Whiteheadian Marxists like Steven Shaviro have taken another route entirely than the usual process theologians (check the pdf God, or the Body Without Organs from which I will quote heavily) and bringing forth Whitehead’s own criticism of both Leibniz’s and Spinosa’s notion of God, even if their positions are closer to him than anyone else. But like all thinkers of the last 2000 years (to quote Shaviro) they allow “ethical and religious interests. . . to influence metaphysical conclusions” (173). This Kantian Whitehead or critique of religion is indeed a different beast that we have become acquainted with (through let’s say essential immanentist readings like Isabelle Stengers’s Thinking with Whitehead). His criticism of religious belief is from a transcendental position rather than an immanent, Spinozian one. Rather than eliminating God (Shaviro underlines) like Nietzsche he seeks to accomplish a “the secularization of God’s functions in the world” (1929/1978, 207). This startling attempt is part of the Enlightenment project, but with a twist, because it does not seek to eliminate religion, only diminish its importance.

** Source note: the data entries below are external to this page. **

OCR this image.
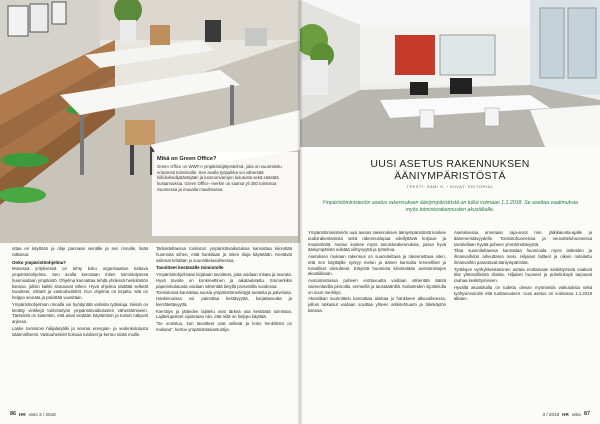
Mikä on Green Office?
Green Office on WWF:n ympäristöjärjestelmä, joka on suunniteltu erityisesti toimistoille. Sen avulla työpaikka voi vähentää hiilidioksidipäästöjään ja luonnonvarojen kulutusta sekä säästää kustannuksia. Green Office -merkin on saanut yli 350 toimistoa Suomessa ja muualla maailmassa.

ottaa en käyttöön ja ohje pannaan seinälle ja sen rinnalle, lisää ratkaisut.

Onko ympäristöohjelma?

Monessa yrityksessä on tehty koko organisaation kattava ympäristöohjelma. Sen avulla kerrotaan miten toimistotyössä huomioidaan ympäristö. Ohjelma kannattaa tehdä yhdessä henkilöstön kanssa, jolloin kaikki sitoutuvat siihen. Hyvä ohjelma sisältää selkeät tavoitteet, mittarit ja vastuuhenkilöt. Kun ohjelma on kirjattu, sitä on helppo seurata ja päivittää vuosittain.

Ympäristöohjelman rinnalla voi hyödyntää valmiita työkaluja. Niissä on kerätty vinkkejä toimistotyön ympäristövaikutusten vähentämiseen. Tärkeintä on kuitenkin, että asiat viedään käytäntöön ja toimet näkyvät arjessa.

Laske toimistosi hiilijalanjälki ja seuraa energian- ja vedenkulutusta säännöllisesti. Vastuuhenkilö kokoaa tulokset ja kertoo niistä muille.

Tarkasteltaessa toimiston ympäristövaikutuksia kannattaa kiinnittää huomiota siihen, mitä hankitaan ja miten tiloja käytetään. Kestävät valinnat tehdään jo suunnitteluvaiheessa.

Tavoitteet kestävälle toimistolle

Ympäristöohjelmaan kirjataan tavoitteet, joita voidaan mitata ja seurata. Hyvä tavoite on konkreettinen ja aikataulutettu. Esimerkiksi paperinkulutusta voidaan vähentää tietyllä prosentilla vuodessa.

Toimistossa kannattaa suosia ympäristömerkittyjä tuotteita ja palveluita. Hankinnoissa voi painottaa kestävyyttä, korjattavuutta ja kierrätettävyyttä.

Kierrätys ja jätteiden lajittelu ovat tärkeä osa kestävää toimistoa. Lajittelupisteet sijoitetaan niin, että niitä on helppo käyttää.

”Se onnistuu, kun tavoitteet ovat selkeät ja koko henkilöstö on mukana”, kertoo ympäristöasiantuntija.

86 HR visio 3 / 2018
UUSI ASETUS RAKENNUKSEN ÄÄNIYMPÄRISTÖSTÄ
TEKSTI: SAMI S. / KUVAT: EDITORIAL
Ympäristöministeriön asetus rakennuksen ääniympäristöstä on tullut voimaan 1.1.2018. Se asettaa vaatimuksia myös toimistorakennusten akustiikalle.

Ympäristöministeriön uusi asetus rakennuksen ääniympäristöstä koskee uudisrakentamista sekä rakennuslupaa edellyttäviä korjaus- ja muutostöitä. Asetus koskee myös toimistorakennuksia, joissa hyvä ääniympäristö edistää viihtyvyyttä ja työtehoa.

Asetuksen mukaan rakennus on suunniteltava ja rakennettava siten, että sen käyttäjille syntyy melun ja äänen kannalta terveelliset ja turvalliset olosuhteet. Erityistä huomiota kiinnitetään avotoimistojen akustiikkaan.

Avotoimistoissa puheen erottuvuutta voidaan vähentää ääntä vaimentavilla pinnoilla, sermeillä ja taustaäänillä. Kalusteiden sijoittelulla on suuri merkitys.

Akustiikan suunnittelu kannattaa aloittaa jo hankkeen alkuvaiheessa, jolloin ratkaisut voidaan sovittaa yhteen arkkitehtuurin ja tilankäytön kanssa.

Asetuksessa annetaan raja-arvot mm. jälkikaiunta-ajalle ja ääneneristävyydelle. Toimistohuoneissa ja neuvotteluhuoneissa tavoitellaan hyvää puheen ymmärrettävyyttä.

Tilaa suunniteltaessa kannattaa huomioida myös laitteiden ja ilmanvaihdon aiheuttama melu. Hiljaiset laitteet ja oikein mitoitettu ilmanvaihto parantavat ääniympäristöä.

Työtilojen vyöhykkeistäminen auttaa erottamaan keskittymistä vaativat tilat yhteisöllisistä tiloista. Hiljaiset huoneet ja puhelinkopit tarjoavat rauhaa keskittymiseen.

Hyvällä akustiikalla on todettu olevan myönteisiä vaikutuksia sekä työhyvinvointiin että tuottavuuteen. Uusi asetus on voimassa 1.1.2018 alkaen.

3 / 2018 HR visio 87
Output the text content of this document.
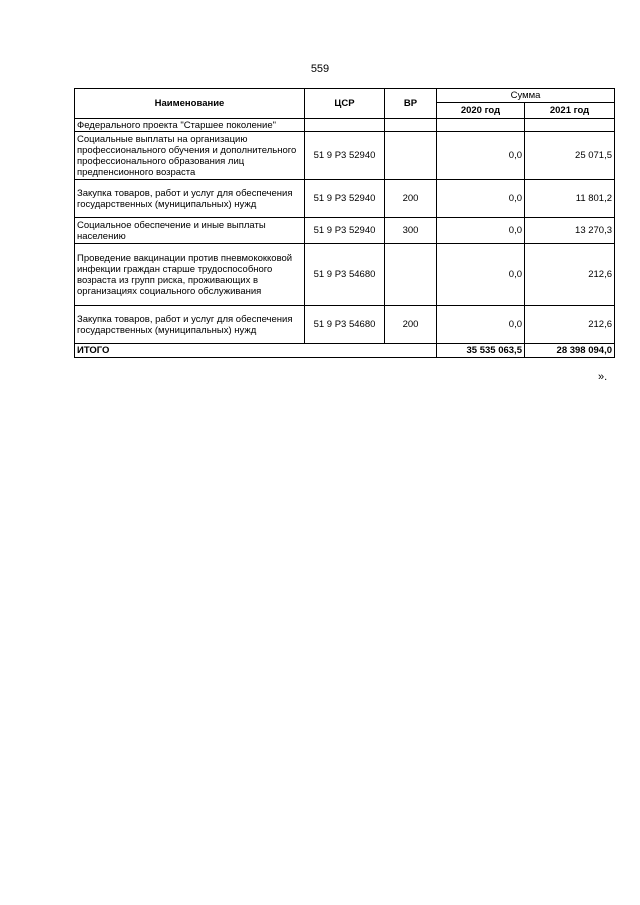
559
Наименование	ЦСР	ВР	Сумма	
			2020 год	2021 год
Федерального проекта "Старшее поколение"				
Социальные выплаты на организацию профессионального обучения и дополнительного профессионального образования лиц предпенсионного возраста	51 9 P3 52940		0,0	25 071,5
Закупка товаров, работ и услуг для обеспечения государственных (муниципальных) нужд	51 9 P3 52940	200	0,0	11 801,2
Социальное обеспечение и иные выплаты населению	51 9 P3 52940	300	0,0	13 270,3
Проведение вакцинации против пневмококковой инфекции граждан старше трудоспособного возраста из групп риска, проживающих в организациях социального обслуживания	51 9 P3 54680		0,0	212,6
Закупка товаров, работ и услуг для обеспечения государственных (муниципальных) нужд	51 9 P3 54680	200	0,0	212,6
ИТОГО			35 535 063,5	28 398 094,0
».
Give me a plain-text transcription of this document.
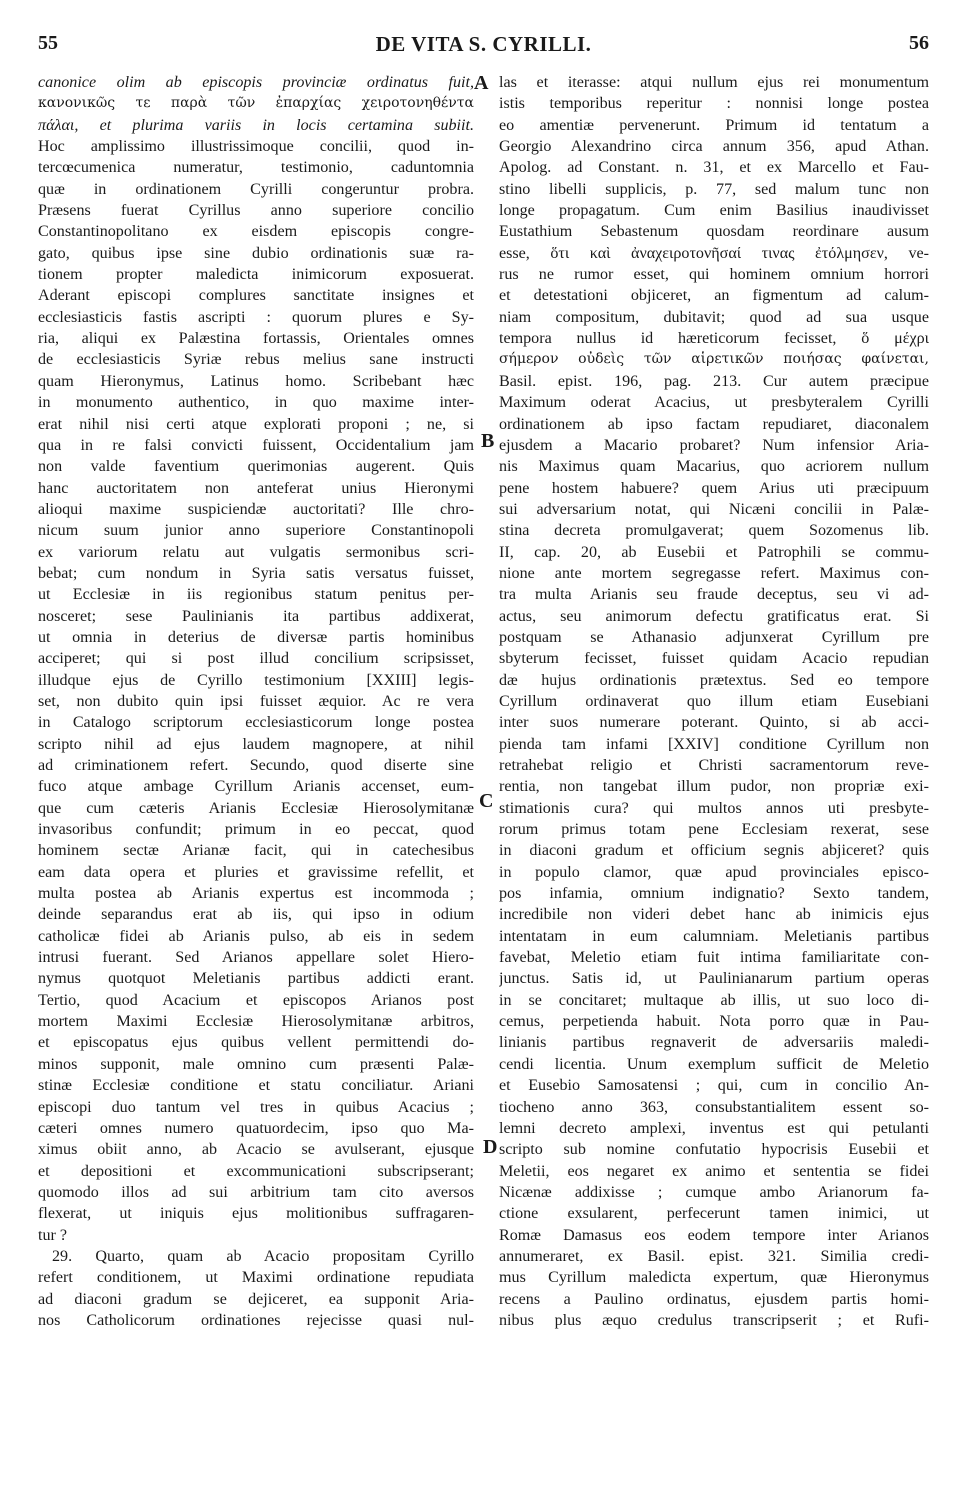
55	DE VITA S. CYRILLI.	56
canonice olim ab episcopis provinciæ ordinatus fuit,
κανονικῶς τε παρὰ τῶν ἐπαρχίας χειροτονηθέντα
πάλαι, et plurima variis in locis certamina subiit.
Hoc amplissimo illustrissimoque concilii, quod in-
tercœcumenica numeratur, testimonio, caduntomnia
quæ in ordinationem Cyrilli congeruntur probra.
Præsens fuerat Cyrillus anno superiore concilio
Constantinopolitano ex eisdem episcopis congre-
gato, quibus ipse sine dubio ordinationis suæ ra-
tionem propter maledicta inimicorum exposuerat.
Aderant episcopi complures sanctitate insignes et
ecclesiasticis fastis ascripti : quorum plures e Sy-
ria, aliqui ex Palæstina fortassis, Orientales omnes
de ecclesiasticis Syriæ rebus melius sane instructi
quam Hieronymus, Latinus homo. Scribebant hæc
in monumento authentico, in quo maxime inter-
erat nihil nisi certi atque explorati proponi ; ne, si
qua in re falsi convicti fuissent, Occidentalium jam
non valde faventium querimonias augerent. Quis
hanc auctoritatem non anteferat unius Hieronymi
alioqui maxime suspiciendæ auctoritati? Ille chro-
nicum suum junior anno superiore Constantinopoli
ex variorum relatu aut vulgatis sermonibus scri-
bebat; cum nondum in Syria satis versatus fuisset,
ut Ecclesiæ in iis regionibus statum penitus per-
nosceret; sese Paulinianis ita partibus addixerat,
ut omnia in deterius de diversæ partis hominibus
acciperet; qui si post illud concilium scripsisset,
illudque ejus de Cyrillo testimonium [XXIII] legis-
set, non dubito quin ipsi fuisset æquior. Ac re vera
in Catalogo scriptorum ecclesiasticorum longe postea
scripto nihil ad ejus laudem magnopere, at nihil
ad criminationem refert. Secundo, quod diserte sine
fuco atque ambage Cyrillum Arianis accenset, eum-
que cum cæteris Arianis Ecclesiæ Hierosolymitanæ
invasoribus confundit; primum in eo peccat, quod
hominem sectæ Arianæ facit, qui in catechesibus
eam data opera et pluries et gravissime refellit, et
multa postea ab Arianis expertus est incommoda ;
deinde separandus erat ab iis, qui ipso in odium
catholicæ fidei ab Arianis pulso, ab eis in sedem
intrusi fuerant. Sed Arianos appellare solet Hiero-
nymus quotquot Meletianis partibus addicti erant.
Tertio, quod Acacium et episcopos Arianos post
mortem Maximi Ecclesiæ Hierosolymitanæ arbitros,
et episcopatus ejus quibus vellent permittendi do-
minos supponit, male omnino cum præsenti Palæ-
stinæ Ecclesiæ conditione et statu conciliatur. Ariani
episcopi duo tantum vel tres in quibus Acacius ;
cæteri omnes numero quatuordecim, ipso quo Ma-
ximus obiit anno, ab Acacio se avulserant, ejusque
et depositioni et excommunicationi subscripserant;
quomodo illos ad sui arbitrium tam cito aversos
flexerat, ut iniquis ejus molitionibus suffragaren-
tur ?
29. Quarto, quam ab Acacio propositam Cyrillo
refert conditionem, ut Maximi ordinatione repudiata
ad diaconi gradum se dejiceret, ea supponit Aria-
nos Catholicorum ordinationes rejecisse quasi nul-
las et iterasse: atqui nullum ejus rei monumentum
istis temporibus reperitur : nonnisi longe postea
eo amentiæ pervenerunt. Primum id tentatum a
Georgio Alexandrino circa annum 356, apud Athan.
Apolog. ad Constant. n. 31, et ex Marcello et Fau-
stino libelli supplicis, p. 77, sed malum tunc non
longe propagatum. Cum enim Basilius inaudivisset
Eustathium Sebastenum quosdam reordinare ausum
esse, ὅτι καὶ ἀναχειροτονῆσαί τινας ἐτόλμησεν, ve-
rus ne rumor esset, qui hominem omnium horrori
et detestationi objiceret, an figmentum ad calum-
niam compositum, dubitavit; quod ad sua usque
tempora nullus id hæreticorum fecisset, ὅ μέχρι
σήμερον οὐδεὶς τῶν αἱρετικῶν ποιήσας φαίνεται,
Basil. epist. 196, pag. 213. Cur autem præcipue
Maximum oderat Acacius, ut presbyteralem Cyrilli
ordinationem ab ipso factam repudiaret, diaconalem
ejusdem a Macario probaret? Num infensior Aria-
nis Maximus quam Macarius, quo acriorem nullum
pene hostem habuere? quem Arius uti præcipuum
sui adversarium notat, qui Nicæni concilii in Palæ-
stina decreta promulgaverat; quem Sozomenus lib.
II, cap. 20, ab Eusebii et Patrophili se commu-
nione ante mortem segregasse refert. Maximus con-
tra multa Arianis seu fraude deceptus, seu vi ad-
actus, seu animorum defectu gratificatus erat. Si
postquam se Athanasio adjunxerat Cyrillum pre
sbyterum fecisset, fuisset quidam Acacio repudian
dæ hujus ordinationis prætextus. Sed eo tempore
Cyrillum ordinaverat quo illum etiam Eusebiani
inter suos numerare poterant. Quinto, si ab acci-
pienda tam infami [XXIV] conditione Cyrillum non
retrahebat religio et Christi sacramentorum reve-
rentia, non tangebat illum pudor, non propriæ exi-
stimationis cura? qui multos annos uti presbyte-
rorum primus totam pene Ecclesiam rexerat, sese
in diaconi gradum et officium segnis abjiceret? quis
in populo clamor, quæ apud provinciales episco-
pos infamia, omnium indignatio? Sexto tandem,
incredibile non videri debet hanc ab inimicis ejus
intentatam in eum calumniam. Meletianis partibus
favebat, Meletio etiam fuit intima familiaritate con-
junctus. Satis id, ut Paulinianarum partium operas
in se concitaret; multaque ab illis, ut suo loco di-
cemus, perpetienda habuit. Nota porro quæ in Pau-
linianis partibus regnaverit de adversariis maledi-
cendi licentia. Unum exemplum sufficit de Meletio
et Eusebio Samosatensi ; qui, cum in concilio An-
tiocheno anno 363, consubstantialitem essent so-
lemni decreto amplexi, inventus est qui petulanti
scripto sub nomine confutatio hypocrisis Eusebii et
Meletii, eos negaret ex animo et sententia se fidei
Nicænæ addixisse ; cumque ambo Arianorum fa-
ctione exsularent, perfecerunt tamen inimici, ut
Romæ Damasus eos eodem tempore inter Arianos
annumeraret, ex Basil. epist. 321. Similia credi-
mus Cyrillum maledicta expertum, quæ Hieronymus
recens a Paulino ordinatus, ejusdem partis homi-
nibus plus æquo credulus transcripserit ; et Rufi-
A
B
C
D
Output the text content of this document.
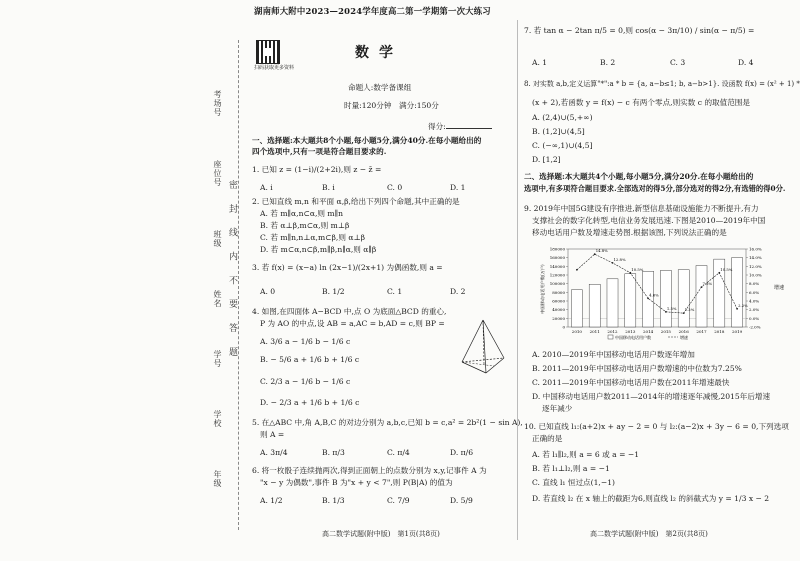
考场号
座位号
班级
姓名
学号
学校
年级
密 封 线 内 不 要 答 题
湖南师大附中2023—2024学年度高二第一学期第一次大练习
扫码获取更多资料
数学
命题人:数学备课组
时量:120分钟　满分:150分
得分:
一、选择题:本大题共8个小题,每小题5分,满分40分.在每小题给出的
四个选项中,只有一项是符合题目要求的.
1. 已知 z = (1−i)/(2+2i),则 z − z̄ =
A. i	B. i	C. 0	D. 1
2. 已知直线 m,n 和平面 α,β,给出下列四个命题,其中正确的是
A. 若 m∥α,n⊂α,则 m∥n
B. 若 α⊥β,m⊂α,则 m⊥β
C. 若 m∥n,n⊥α,m⊂β,则 α⊥β
D. 若 m⊂α,n⊂β,m∥β,n∥α,则 α∥β
3. 若 f(x) = (x−a) ln (2x−1)/(2x+1) 为偶函数,则 a =
A. 0	B. 1/2	C. 1	D. 2
4. 如图,在四面体 A−BCD 中,点 O 为底面△BCD 的重心,
P 为 AO 的中点,设 AB = a,AC = b,AD = c,则 BP =
A. 3/6 a − 1/6 b − 1/6 c
B. − 5/6 a + 1/6 b + 1/6 c
C. 2/3 a − 1/6 b − 1/6 c
D. − 2/3 a + 1/6 b + 1/6 c
5. 在△ABC 中,角 A,B,C 的对边分别为 a,b,c,已知 b = c,a² = 2b²(1 − sin A),
则 A =
A. 3π/4	B. π/3	C. π/4	D. π/6
6. 将一枚骰子连续抛两次,得到正面朝上的点数分别为 x,y,记事件 A 为
"x − y 为偶数",事件 B 为"x + y < 7",则 P(B|A) 的值为
A. 1/2	B. 1/3	C. 7/9	D. 5/9
高二数学试题(附中版)　第1页(共8页)
7. 若 tan α − 2tan π/5 = 0,则 cos(α − 3π/10) / sin(α − π/5) =
A. 1	B. 2	C. 3	D. 4
8. 对实数 a,b,定义运算"*":a * b = {a, a−b≤1; b, a−b>1}. 设函数 f(x) = (x² + 1) *
(x + 2),若函数 y = f(x) − c 有两个零点,则实数 c 的取值范围是
A. (2,4)∪(5,+∞)
B. (1,2]∪(4,5]
C. (−∞,1)∪(4,5]
D. [1,2]
二、选择题:本大题共4个小题,每小题5分,满分20分.在每小题给出的
选项中,有多项符合题目要求.全部选对的得5分,部分选对的得2分,有选错的得0分.
9. 2019年中国5G建设有序推进,新型信息基础设施能力不断提升,有力
支撑社会的数字化转型,电信业务发展迅速.下图是2010—2019年中国
移动电话用户数及增速走势图.根据该图,下列说法正确的是
0
20000
40000
60000
80000
100000
120000
140000
160000
180000
-2.0%
0.0%
2.0%
4.0%
6.0%
8.0%
10.0%
12.0%
14.0%
16.0%
2010 2011 2012 2013 2014 2015 2016 2017 2018 2019
14.8%
12.8%
10.5%
4.6%
1.5% 1.2%
7.2%
10.5%
2.2%
中国移动电话用户数	增速
中国移动电话用户数(万户)	增速
A. 2010—2019年中国移动电话用户数逐年增加
B. 2011—2019年中国移动电话用户数增速的中位数为7.25%
C. 2011—2019年中国移动电话用户数在2011年增速最快
D. 中国移动电话用户数2011—2014年的增速逐年减慢,2015年后增速
逐年减少
10. 已知直线 l₁:(a+2)x + ay − 2 = 0 与 l₂:(a−2)x + 3y − 6 = 0,下列选项
正确的是
A. 若 l₁∥l₂,则 a = 6 或 a = −1
B. 若 l₁⊥l₂,则 a = −1
C. 直线 l₁ 恒过点(1,−1)
D. 若直线 l₂ 在 x 轴上的截距为6,则直线 l₂ 的斜截式为 y = 1/3 x − 2
高二数学试题(附中版)　第2页(共8页)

Whitehead seeks to establish a God without religion as he wants to respect the findings of physical science without supporting “science’s reductionist positivism or tendentious separation of facts from values.” This secularized God is God as the Principle of Concretion. Coherence is here the most important thing and Shaviro continues to explain why in a passage from 2008 that is both memorable and crystal clear (coherence- a notion that is not so much logical as ecological):

The principle of coherence stipulates that “no entity can be conceived in complete abstraction from the system of the universe” (3). In order to exist, a given entity presupposes, and requires, the existence of certain other entities, even though (or rather, precisely because) it cannot be logically derived from those other entities, or otherwise explained in their terms. Coherence means, finally, that “all actual entities are in the solidarity of one world” (67).